Nor does the testimony of Diodorus, that Attica was originally an Egyptian colony[88], seem to be here of any weight.
The inscription of the Mummy might indeed admit of Kircherian, or such like conjectures, were the Mummy itself of the antiquity pretended by Kircher. Cambyses, the conqueror of Egypt, partly exiled, and partly killed the priests; from which fact Kircher confidently deduces as consequences, the total abolition of the sacred rites, and from that the ceasing to embalm bodies. He again appeals to a passage of Herodotus[89], which, upon his word alone, others have as confidently quoted. Nay, a certain pedant went so far as to pretend, that the Egyptian custom of painting their dead, upon the varnished linnen of the Mummies, ceased with the epoch of Cyrus[90].
But Herodotus says not a word, either of the total abolition of the sacred rites, or of the abolition of the custom of preserving the dead from putrefaction, after the time of Cambyses; nor does Diodorus Siculus give any such hint: we may, on the contrary, from his account of the funeral rites of the Egyptians, rather conclude, that this custom prevailed even in his time; that is to say, when Egypt was changed into a Roman province.
Hence it cannot be demonstrated that our Mummy was embalmed before the Persian conquest.—But supposing it to be of that date, is it a necessary consequence that a body preserved in the Egyptian manner, or even taken care of by their priests, should be marked with Egyptian words?
Perhaps it is the body of some naturalised Ionian or Carian. We know that Pythagoras entered into the Egyptian confession; nay, even consented to be circumcised[91], in order to shorten his way to the mysteries of their priests. The Carians themselves observed the sacred solemnities of Isis, and even went so far in their superstition, as to mangle their faces during the sacrifices offered to that deity[92].
Change the letter ι, in the inscription, into the diphthong ει, and you have a Greek word: such negligences are often to be met with in Greek marbles[93], and still more in Greek manuscripts; and with the same termination it is to be found on a gem, and signifies, “FAREWELL”[94], which was the usual ejaculation addressed by the living to the deceased; the same we meet with on ancient epitaphs[95]; public decrees[96]; and of letters it was the final conclusion[97].
There is on an ancient epitaph the word ΕΥΨΥΧΙ[98]; the form of the Ψ on ancient stones and manuscripts is exactly the same[99] with the third letter of ΕΥ✠ΥΧΙ, which was perhaps confounded with it.

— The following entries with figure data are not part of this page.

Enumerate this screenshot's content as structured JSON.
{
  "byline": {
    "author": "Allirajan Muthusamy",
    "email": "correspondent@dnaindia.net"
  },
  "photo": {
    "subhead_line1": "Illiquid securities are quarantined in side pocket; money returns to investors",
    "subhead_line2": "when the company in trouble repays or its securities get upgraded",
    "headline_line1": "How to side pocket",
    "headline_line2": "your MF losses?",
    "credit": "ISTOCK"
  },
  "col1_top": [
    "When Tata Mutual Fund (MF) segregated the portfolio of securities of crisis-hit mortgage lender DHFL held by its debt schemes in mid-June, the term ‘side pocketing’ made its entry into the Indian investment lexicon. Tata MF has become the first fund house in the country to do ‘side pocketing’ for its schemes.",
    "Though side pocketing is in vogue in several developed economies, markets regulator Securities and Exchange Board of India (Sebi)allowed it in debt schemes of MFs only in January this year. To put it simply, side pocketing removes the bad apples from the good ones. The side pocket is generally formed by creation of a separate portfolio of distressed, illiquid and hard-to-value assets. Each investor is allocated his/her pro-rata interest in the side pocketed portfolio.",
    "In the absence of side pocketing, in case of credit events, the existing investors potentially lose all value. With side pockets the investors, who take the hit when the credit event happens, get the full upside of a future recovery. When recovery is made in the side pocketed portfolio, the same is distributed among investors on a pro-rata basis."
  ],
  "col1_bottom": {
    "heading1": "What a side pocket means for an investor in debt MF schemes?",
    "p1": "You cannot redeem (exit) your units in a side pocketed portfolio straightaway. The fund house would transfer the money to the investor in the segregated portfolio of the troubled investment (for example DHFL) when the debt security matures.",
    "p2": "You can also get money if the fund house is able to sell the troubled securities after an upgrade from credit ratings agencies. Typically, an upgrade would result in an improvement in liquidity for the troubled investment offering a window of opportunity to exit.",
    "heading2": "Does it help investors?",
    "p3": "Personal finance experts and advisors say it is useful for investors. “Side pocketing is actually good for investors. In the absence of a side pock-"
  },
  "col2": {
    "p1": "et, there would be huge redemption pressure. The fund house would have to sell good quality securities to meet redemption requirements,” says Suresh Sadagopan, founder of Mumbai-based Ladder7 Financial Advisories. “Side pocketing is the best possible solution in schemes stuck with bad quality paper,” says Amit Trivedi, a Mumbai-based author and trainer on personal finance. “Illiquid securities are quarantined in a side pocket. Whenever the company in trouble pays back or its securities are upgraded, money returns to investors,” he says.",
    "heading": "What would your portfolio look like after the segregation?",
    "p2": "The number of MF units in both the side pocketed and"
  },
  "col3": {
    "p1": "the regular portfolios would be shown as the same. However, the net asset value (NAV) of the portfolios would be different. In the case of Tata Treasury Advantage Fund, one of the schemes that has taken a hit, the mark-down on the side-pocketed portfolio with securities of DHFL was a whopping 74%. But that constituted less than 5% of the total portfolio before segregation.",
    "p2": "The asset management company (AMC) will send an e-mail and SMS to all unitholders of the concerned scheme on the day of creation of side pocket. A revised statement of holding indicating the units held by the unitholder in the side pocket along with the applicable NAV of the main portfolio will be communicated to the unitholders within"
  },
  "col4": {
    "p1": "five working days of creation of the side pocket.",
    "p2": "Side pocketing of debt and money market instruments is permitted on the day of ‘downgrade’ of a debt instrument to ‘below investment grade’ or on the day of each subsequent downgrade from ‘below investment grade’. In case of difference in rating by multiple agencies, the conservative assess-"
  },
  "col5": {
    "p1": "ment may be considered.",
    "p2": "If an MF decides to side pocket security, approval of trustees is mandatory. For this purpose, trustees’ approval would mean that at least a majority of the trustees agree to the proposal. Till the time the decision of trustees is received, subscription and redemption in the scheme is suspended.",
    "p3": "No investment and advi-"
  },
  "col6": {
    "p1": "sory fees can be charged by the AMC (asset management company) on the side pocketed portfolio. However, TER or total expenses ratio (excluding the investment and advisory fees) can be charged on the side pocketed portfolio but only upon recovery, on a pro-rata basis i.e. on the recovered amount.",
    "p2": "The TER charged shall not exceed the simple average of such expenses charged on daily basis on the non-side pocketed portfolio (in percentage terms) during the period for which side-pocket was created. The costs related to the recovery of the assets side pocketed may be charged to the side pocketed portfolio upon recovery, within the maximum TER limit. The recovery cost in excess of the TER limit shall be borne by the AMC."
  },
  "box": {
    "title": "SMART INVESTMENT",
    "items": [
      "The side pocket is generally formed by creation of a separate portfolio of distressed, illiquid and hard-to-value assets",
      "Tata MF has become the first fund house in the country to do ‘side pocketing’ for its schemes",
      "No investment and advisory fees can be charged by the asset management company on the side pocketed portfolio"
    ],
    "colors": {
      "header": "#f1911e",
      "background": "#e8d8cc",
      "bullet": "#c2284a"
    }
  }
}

But supposing the Mummy to be of later times, the adoption of a Greek word becomes yet easier. The round form of the ϵ might be something suspicious, with regard to its pretended antiquity; that form being never found on the gems or coins before Augustus[100]. But this suspicion becomes of no weight, by supposing that the Egyptians continued their embalming, even after the time of that Emperor.
However, the word cannot be an Egyptian one, being inconsistent with the remains of that ancient tongue in the modern Coptick, as well as with their manner of writing; which was from the right to the left, as the Etrurians did[101]; whereas the word in question (like some Egyptian characters[102],) is traced from the left to the right. As for the inscription discovered by Maillet[103], no interpreter has yet been found. The Grecians, on the contrary, wrote in the occidental manner, for six hundred years before the christian æra, witness the Sigæan inscription, which is said to be of that date[104].